Cupp indicates that due process
is not violated in every case where an isolated sentence implicates
constitutional problems, and the Court's hypertechnical arguments
only highlight how far it has strayed from the norm of "fundamental
fairness" in order to invalidate this conviction.
Thus, even accepting the Court's reasonable-juror test, I cannot
agree that the charge, read as a whole, was constitutionally
infirm. But quite apart from that, I would take a different
approach than the Court does with respect to the applicable legal
standard. It appears that, under the Court's approach, it will
reverse a conviction if a "reasonable juror" hypothetically
might have understood the charge unconstitutionally to
shift a burden of proof, even if it was unlikely that a single
juror had such an understanding.
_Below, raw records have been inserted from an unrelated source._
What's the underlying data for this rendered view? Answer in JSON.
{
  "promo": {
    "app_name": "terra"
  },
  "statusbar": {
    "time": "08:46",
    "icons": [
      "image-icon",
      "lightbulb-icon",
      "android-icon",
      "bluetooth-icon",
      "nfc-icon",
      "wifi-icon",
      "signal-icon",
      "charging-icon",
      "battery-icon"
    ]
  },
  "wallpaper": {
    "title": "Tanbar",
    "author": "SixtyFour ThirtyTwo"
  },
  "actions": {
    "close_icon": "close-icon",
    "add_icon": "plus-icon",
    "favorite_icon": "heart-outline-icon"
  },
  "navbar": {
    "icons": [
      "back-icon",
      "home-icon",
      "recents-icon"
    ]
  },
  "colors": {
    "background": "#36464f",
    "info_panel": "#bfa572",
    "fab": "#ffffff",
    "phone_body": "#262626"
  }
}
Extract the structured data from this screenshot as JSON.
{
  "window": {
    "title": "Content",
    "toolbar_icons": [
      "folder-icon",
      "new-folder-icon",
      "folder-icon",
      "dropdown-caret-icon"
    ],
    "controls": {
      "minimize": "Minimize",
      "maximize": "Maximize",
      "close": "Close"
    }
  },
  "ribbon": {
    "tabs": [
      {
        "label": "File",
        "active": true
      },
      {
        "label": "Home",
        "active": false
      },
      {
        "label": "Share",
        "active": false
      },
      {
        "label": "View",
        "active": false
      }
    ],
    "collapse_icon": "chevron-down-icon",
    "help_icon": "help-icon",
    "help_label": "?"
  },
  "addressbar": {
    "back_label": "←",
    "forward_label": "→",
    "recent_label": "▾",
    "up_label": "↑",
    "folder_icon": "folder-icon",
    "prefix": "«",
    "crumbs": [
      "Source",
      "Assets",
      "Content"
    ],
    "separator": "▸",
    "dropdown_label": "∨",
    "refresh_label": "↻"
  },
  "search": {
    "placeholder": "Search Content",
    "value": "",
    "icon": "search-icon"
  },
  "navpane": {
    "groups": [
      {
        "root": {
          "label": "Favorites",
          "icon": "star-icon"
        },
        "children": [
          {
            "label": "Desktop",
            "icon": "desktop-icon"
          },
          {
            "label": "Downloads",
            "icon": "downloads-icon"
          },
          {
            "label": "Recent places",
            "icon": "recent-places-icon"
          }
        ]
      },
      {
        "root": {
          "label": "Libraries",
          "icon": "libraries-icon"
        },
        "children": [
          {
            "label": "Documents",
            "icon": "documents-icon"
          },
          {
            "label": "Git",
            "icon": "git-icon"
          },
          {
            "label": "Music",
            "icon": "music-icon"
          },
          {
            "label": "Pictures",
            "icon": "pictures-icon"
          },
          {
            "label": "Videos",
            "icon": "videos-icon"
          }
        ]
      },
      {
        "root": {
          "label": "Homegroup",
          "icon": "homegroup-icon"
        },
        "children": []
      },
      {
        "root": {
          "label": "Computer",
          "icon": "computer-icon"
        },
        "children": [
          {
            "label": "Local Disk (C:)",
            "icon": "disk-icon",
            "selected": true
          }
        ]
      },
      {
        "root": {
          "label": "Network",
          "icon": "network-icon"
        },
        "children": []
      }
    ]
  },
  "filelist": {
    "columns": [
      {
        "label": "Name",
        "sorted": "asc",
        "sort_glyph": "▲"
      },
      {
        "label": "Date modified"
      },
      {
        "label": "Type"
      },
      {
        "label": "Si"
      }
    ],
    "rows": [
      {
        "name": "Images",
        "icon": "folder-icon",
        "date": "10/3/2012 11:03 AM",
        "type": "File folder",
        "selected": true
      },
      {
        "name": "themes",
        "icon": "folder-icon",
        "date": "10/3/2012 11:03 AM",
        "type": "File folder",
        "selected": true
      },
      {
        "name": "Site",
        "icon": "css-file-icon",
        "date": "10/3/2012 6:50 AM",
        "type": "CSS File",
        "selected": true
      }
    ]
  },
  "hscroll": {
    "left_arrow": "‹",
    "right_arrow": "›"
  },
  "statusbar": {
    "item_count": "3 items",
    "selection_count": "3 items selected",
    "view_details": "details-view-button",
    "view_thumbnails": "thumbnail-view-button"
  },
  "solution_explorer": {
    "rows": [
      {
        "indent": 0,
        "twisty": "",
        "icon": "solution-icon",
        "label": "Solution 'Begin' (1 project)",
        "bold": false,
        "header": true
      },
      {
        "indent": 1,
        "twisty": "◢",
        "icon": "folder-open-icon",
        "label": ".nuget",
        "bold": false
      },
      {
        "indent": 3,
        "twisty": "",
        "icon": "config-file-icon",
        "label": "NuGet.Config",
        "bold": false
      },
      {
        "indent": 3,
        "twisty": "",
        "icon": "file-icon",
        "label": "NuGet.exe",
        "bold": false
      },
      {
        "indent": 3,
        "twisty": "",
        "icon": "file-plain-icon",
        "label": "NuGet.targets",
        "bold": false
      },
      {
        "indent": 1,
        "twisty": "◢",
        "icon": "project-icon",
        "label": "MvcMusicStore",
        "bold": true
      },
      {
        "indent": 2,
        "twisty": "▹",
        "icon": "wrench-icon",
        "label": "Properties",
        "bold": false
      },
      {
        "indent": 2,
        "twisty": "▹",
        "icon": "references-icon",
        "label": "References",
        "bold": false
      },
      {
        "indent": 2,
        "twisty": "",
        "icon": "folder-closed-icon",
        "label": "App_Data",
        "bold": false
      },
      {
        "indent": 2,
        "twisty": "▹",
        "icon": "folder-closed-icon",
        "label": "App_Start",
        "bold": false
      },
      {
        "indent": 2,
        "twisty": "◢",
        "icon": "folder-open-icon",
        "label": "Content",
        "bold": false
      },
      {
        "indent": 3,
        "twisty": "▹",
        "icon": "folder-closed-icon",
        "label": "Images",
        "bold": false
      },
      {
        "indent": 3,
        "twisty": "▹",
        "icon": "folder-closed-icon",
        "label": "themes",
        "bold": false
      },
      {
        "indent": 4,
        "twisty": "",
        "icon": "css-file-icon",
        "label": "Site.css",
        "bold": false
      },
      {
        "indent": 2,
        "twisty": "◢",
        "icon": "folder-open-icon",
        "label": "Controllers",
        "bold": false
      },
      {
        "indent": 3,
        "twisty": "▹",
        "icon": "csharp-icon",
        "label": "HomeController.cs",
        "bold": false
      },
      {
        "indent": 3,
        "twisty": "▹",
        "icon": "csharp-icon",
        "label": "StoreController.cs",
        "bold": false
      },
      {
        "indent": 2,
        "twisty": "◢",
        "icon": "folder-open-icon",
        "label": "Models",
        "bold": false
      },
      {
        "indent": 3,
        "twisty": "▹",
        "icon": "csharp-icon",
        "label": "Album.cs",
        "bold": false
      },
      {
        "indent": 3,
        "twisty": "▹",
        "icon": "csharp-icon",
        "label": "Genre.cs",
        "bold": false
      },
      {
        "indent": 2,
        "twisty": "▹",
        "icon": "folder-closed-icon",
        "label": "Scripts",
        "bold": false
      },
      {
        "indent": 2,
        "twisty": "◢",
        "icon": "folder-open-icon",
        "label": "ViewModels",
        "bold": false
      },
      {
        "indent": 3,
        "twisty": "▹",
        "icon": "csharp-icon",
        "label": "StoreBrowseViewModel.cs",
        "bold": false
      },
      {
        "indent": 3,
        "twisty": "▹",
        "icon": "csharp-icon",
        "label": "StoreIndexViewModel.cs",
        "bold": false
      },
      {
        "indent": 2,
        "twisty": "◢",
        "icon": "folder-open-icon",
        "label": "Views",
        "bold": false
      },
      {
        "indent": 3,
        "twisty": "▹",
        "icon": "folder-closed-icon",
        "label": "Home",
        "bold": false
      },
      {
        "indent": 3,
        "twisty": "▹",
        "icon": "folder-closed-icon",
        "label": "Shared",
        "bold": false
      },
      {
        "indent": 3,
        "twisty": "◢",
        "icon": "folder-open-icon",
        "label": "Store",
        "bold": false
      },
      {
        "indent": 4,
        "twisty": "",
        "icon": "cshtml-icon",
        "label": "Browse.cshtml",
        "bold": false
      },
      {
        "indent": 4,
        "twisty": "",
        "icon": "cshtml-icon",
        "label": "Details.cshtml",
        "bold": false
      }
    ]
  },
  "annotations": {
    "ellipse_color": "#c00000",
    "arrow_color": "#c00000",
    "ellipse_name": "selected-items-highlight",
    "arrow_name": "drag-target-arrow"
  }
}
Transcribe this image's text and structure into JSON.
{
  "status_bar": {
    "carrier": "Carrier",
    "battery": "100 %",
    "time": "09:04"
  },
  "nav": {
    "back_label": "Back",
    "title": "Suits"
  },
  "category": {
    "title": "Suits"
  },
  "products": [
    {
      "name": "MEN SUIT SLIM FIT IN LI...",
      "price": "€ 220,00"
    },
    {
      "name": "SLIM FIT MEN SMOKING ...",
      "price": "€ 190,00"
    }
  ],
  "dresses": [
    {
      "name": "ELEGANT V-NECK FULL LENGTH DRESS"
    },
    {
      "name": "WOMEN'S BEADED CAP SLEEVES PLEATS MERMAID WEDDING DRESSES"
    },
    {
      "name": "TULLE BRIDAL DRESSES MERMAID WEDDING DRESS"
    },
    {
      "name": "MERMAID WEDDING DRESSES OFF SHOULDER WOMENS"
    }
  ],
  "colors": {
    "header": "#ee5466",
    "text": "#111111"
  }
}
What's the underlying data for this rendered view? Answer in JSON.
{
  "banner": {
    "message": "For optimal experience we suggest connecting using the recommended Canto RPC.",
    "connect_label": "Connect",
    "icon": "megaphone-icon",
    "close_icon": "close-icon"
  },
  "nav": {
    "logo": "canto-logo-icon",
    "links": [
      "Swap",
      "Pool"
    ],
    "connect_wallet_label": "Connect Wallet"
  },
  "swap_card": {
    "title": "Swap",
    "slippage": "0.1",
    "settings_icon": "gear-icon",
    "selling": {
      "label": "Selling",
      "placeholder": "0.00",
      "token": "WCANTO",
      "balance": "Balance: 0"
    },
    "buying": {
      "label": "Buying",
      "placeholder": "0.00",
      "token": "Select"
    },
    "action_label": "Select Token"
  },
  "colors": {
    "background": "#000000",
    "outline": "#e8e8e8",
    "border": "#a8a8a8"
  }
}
I believe that it must at least be
likely that a juror so understood the charge before
constitutional error can be found. Where, as here, a
Sandstrom error is alleged involving not a conclusive
presumption, but a rebuttable presumption, language in the charge
indicating the State's general burden of proof and the jury's duty
to examine all surrounding facts and circumstances generally should
be sufficient to dissipate any constitutional infirmity. Otherwise,
we risk finding constitutional error in a record such as this one,
after finely parsing through the elements of state crimes that are
really far removed from the problems presented by the burden of
proof charge in
Winship. I do not believe that the Court
must inject itself this far into the state criminal process to
protect the fundamental rights of criminal defendants. I dissent,
and would reverse the judgment of the Court of Appeals.
*
[Alice] puzzled over this for some time, but at last a bright
thought struck her. "Why, it's a Looking-glass book, of course!
And, if I hold it up to a glass, the words will all go the right
way again."
L. Carroll, Through the Looking-Glass 19-20 (1950).